Понятно, что облик отца, его врожденный аристократизм, эрудиция, ораторское искусство, иронический склад ума привлекали к нему внимание окружающих. Неудивительно, что мать, хотя уже и не юная девушка, а взрослая, замужняя женщина, увлеклась этим человеком и полюбила его.
История их любви мне неизвестна. Мать разошлась со своим мужем, врачом Анатолием Барановским, но вторая семья не сложилась. Отец не оставил жену и сына, свой хорошо налаженный быт, предпочтя роль приходящего к нам с мамой мужа и отца. Для маминых родителей, людей традиционных взглядов, это было потрясение, тяжелый удар. Смягчало удар лишь то, что отец дал мне свою фамилию, придав тем самым событию моего рождения вполне законный вид.

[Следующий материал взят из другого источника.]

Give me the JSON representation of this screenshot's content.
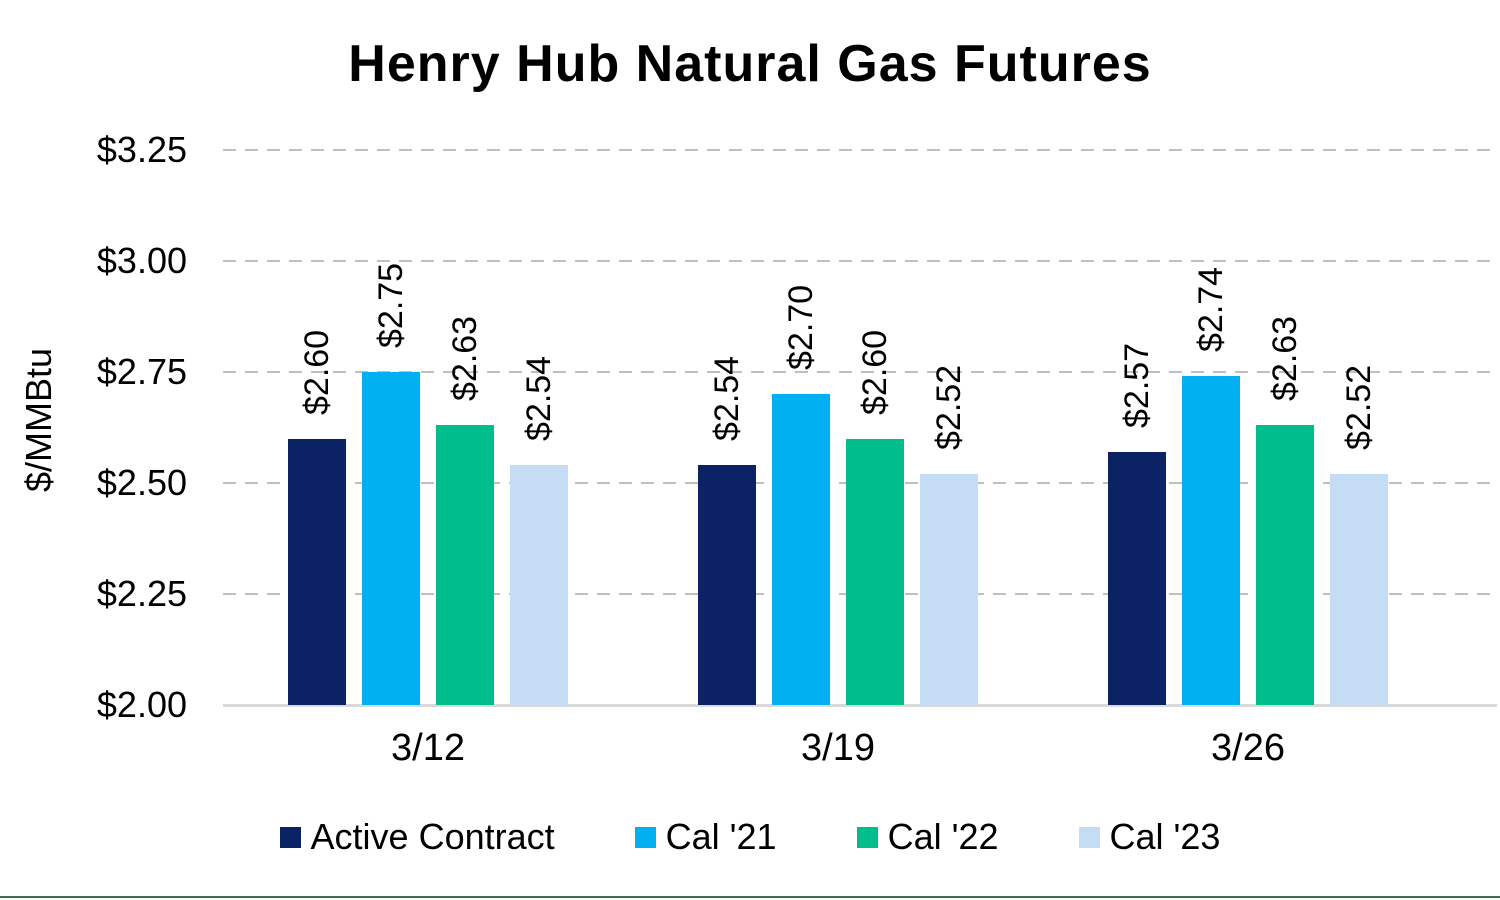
{
  "chart_data": {
    "type": "bar",
    "title": "Henry Hub Natural Gas Futures",
    "ylabel": "$/MMBtu",
    "xlabel": "",
    "categories": [
      "3/12",
      "3/19",
      "3/26"
    ],
    "series": [
      {
        "name": "Active Contract",
        "color": "#0B2264",
        "values": [
          2.6,
          2.54,
          2.57
        ],
        "labels": [
          "$2.60",
          "$2.54",
          "$2.57"
        ]
      },
      {
        "name": "Cal '21",
        "color": "#00B0F0",
        "values": [
          2.75,
          2.7,
          2.74
        ],
        "labels": [
          "$2.75",
          "$2.70",
          "$2.74"
        ]
      },
      {
        "name": "Cal '22",
        "color": "#00BD8C",
        "values": [
          2.63,
          2.6,
          2.63
        ],
        "labels": [
          "$2.63",
          "$2.60",
          "$2.63"
        ]
      },
      {
        "name": "Cal '23",
        "color": "#C5DDF4",
        "values": [
          2.54,
          2.52,
          2.52
        ],
        "labels": [
          "$2.54",
          "$2.52",
          "$2.52"
        ]
      }
    ],
    "y_axis": {
      "min": 2.0,
      "max": 3.25,
      "step": 0.25,
      "tick_labels": [
        "$2.00",
        "$2.25",
        "$2.50",
        "$2.75",
        "$3.00",
        "$3.25"
      ]
    },
    "grid": "dashed-horizontal",
    "legend_position": "bottom",
    "data_label_style": "rotated-90-outside-end",
    "colors": {
      "gridline": "#BFBFBF",
      "axis_line": "#D9D9D9",
      "text": "#000000",
      "background": "#FFFFFF",
      "bottom_border": "#426B52"
    }
  }
}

Как бы там ни было, я появился на свет в положенный срок и начал жить. Три макушки, которыми отметила меня природа, внушали моим близким известный оптимизм. Пожалуй, для оптимизма это было единственным надежным основанием. Ведь я родился в феврале 1934 года, в черные времена. Только что закончился XVII съезд ВКП(б), в истории партии официально названный съездом победителей. Диктатура Сталина утвердилась, и преданность вождю не спасла победителей от участи побежденных оппозиционеров: наступили годы террора, и большинство делегатов съезда, как и миллионы других людей, были объявлены врагами народа и вычеркнуты из жизни и из истории.
Много лет спустя, в эпоху политической оттепели, когда в библиотеках после многолетнего моратория стало возможным получить подшивки старых газет, мне захотелось окунуться в атмосферу начальных дней моей жизни. Тогда-то, если не ошибаюсь, в февральском номере «Правды» я и увидел впервые фотографию вождя, которая позднее стала общеизвестной. Сталин стоял на трибуне и, улыбаясь, целился в делегатов из ружья, только что подаренного ему тульскими оружейниками. Делегаты аплодировали. Трагическая метафора эпохи поразила меня. Не только делегаты съезда – вся страна в гипнотическом психозе трепетала под прицелом вождя, и, мне кажется, только большие оптимисты решались завести детей. В среде интеллигенции оптимистов было мало, среди друзей и ровесников моих родителей было много бездетных семей. Возможно, я был нежеланным ребенком, но мое раннее довоенное детство было безмятежным и счастливым.